CBNNews.com - WASHINGTON - President-elect Barack Obama strode to the stage adorned with American flags confident in his picks for his national security team.
On that stage with him was Hillary Clinton, Obama's pick for Secretary of State.
Also joining him were Robert Gates, who's been asked to stay on as Secretary of Defense; Retired Marine General Jim Jones as National Security Advisor; Eric Holder as Attorney General; Arizona Governor Janet Napolitano as Homeland Security and Susan Rice as U.S. ambassador to the United Nations.
But it's the Clinton pick that's generating the buzz.

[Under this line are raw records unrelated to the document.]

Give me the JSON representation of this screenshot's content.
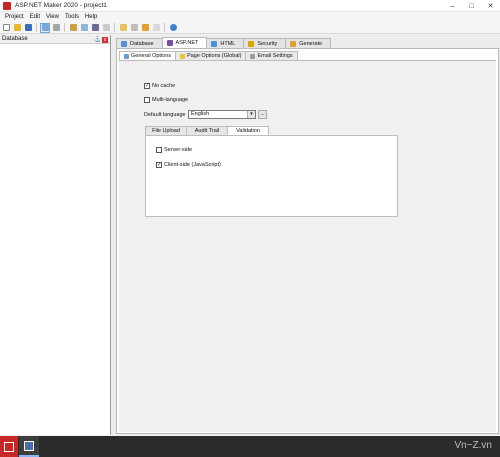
{
  "window": {
    "title": "ASP.NET Maker 2020 - project1",
    "controls": [
      "minimize-icon",
      "maximize-icon",
      "close-icon"
    ]
  },
  "menubar": {
    "items": [
      "Project",
      "Edit",
      "View",
      "Tools",
      "Help"
    ]
  },
  "toolbar": {
    "buttons": [
      "new-icon",
      "open-icon",
      "save-icon",
      "layout-icon",
      "copy-icon",
      "paste-icon",
      "find-icon",
      "generate-icon",
      "delete-icon",
      "edit-icon",
      "refresh-icon",
      "help-icon"
    ]
  },
  "left_panel": {
    "title": "Database",
    "pin": "⚓",
    "close": "x"
  },
  "main_tabs": {
    "items": [
      {
        "label": "Database",
        "icon": "database-icon",
        "color": "#5b8fd6"
      },
      {
        "label": "ASP.NET",
        "icon": "aspnet-icon",
        "color": "#7a4fa1"
      },
      {
        "label": "HTML",
        "icon": "html-icon",
        "color": "#4a90d9"
      },
      {
        "label": "Security",
        "icon": "lock-icon",
        "color": "#d9a800"
      },
      {
        "label": "Generate",
        "icon": "pencil-icon",
        "color": "#e0a030"
      }
    ],
    "active": "ASP.NET"
  },
  "sub_tabs": {
    "items": [
      {
        "label": "General Options",
        "icon": "options-icon"
      },
      {
        "label": "Page Options (Global)",
        "icon": "page-icon"
      },
      {
        "label": "Email Settings",
        "icon": "email-icon"
      }
    ],
    "active": "General Options"
  },
  "options": {
    "no_cache": {
      "label": "No cache",
      "checked": true,
      "mark": "✓"
    },
    "multi_language": {
      "label": "Multi-language",
      "checked": false,
      "mark": ""
    }
  },
  "default_language": {
    "label": "Default language",
    "value": "English",
    "arrow": "▾",
    "more": "..."
  },
  "inner_tabs": {
    "items": [
      "File Upload",
      "Audit Trail",
      "Validation"
    ],
    "active": "Validation"
  },
  "validation": {
    "server_side": {
      "label": "Server-side",
      "checked": false,
      "mark": ""
    },
    "client_side": {
      "label": "Client-side (JavaScript)",
      "checked": true,
      "mark": "✓"
    }
  },
  "taskbar": {
    "watermark": "Vn−Z.vn"
  }
}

"I have known Hillary Clinton as a friend, a colleague, a source of counsel, and as a campaign opponent," Obama said. "She possesses an extraordinary intelligence and toughness, and a remarkable work ethic. I am proud that she will be our next Secretary of State."
He continued, "She is an American of tremendous stature who will have my complete confidence; who knows many of the world's leaders; who will command respect in every capitol; and who will clearly have the ability to advance our interests around the world."
Clinton graciously accepted.
"President Kennedy once said that engaging the world to meet the threats we face was the greatest adventure of our century. Well, Mr. President-Elect, I am proud to join you on what will be a difficult and exciting new adventure in this new century. May God bless you and all who serve with you and our great country," Clinton said.
During the presidential campaign, Obama was skeptical of the former first lady's supposed experience dealing with foreign leaders and Clinton questioned Obama's desire to meet with rogue leaders without pre-conditions. Obama downplayed the tension.
"If you look at the statements Hillary Clinton and I have made outside the campaign, we share a view that America has to be safe and secure. And in order to do that we have to combine military power with strength in diplomacy," said the President-elect.
Joining Clinton will be Gates, a holdover from the bush administration and a nod to bi-partisanship.
Others on the team, like Jones - the former supreme allied commander in Europe - and Rice offer strong and sometimes divergent views.
"I am a strong believer in strong personalities and strong opinions. I think that is how the best decisions are made," Obama said.
But Obama says it is he who will have the final say: "As Harry Truman said, the buck will stop with me."
When Obama hits The White House January 20, he'll now be surrounded with a national security cabinet with a wide range of opinions. Senior Obama advisors say that's just the way he likes it. Whether it helps him govern or becomes a hindrance will be a major story line in his first term.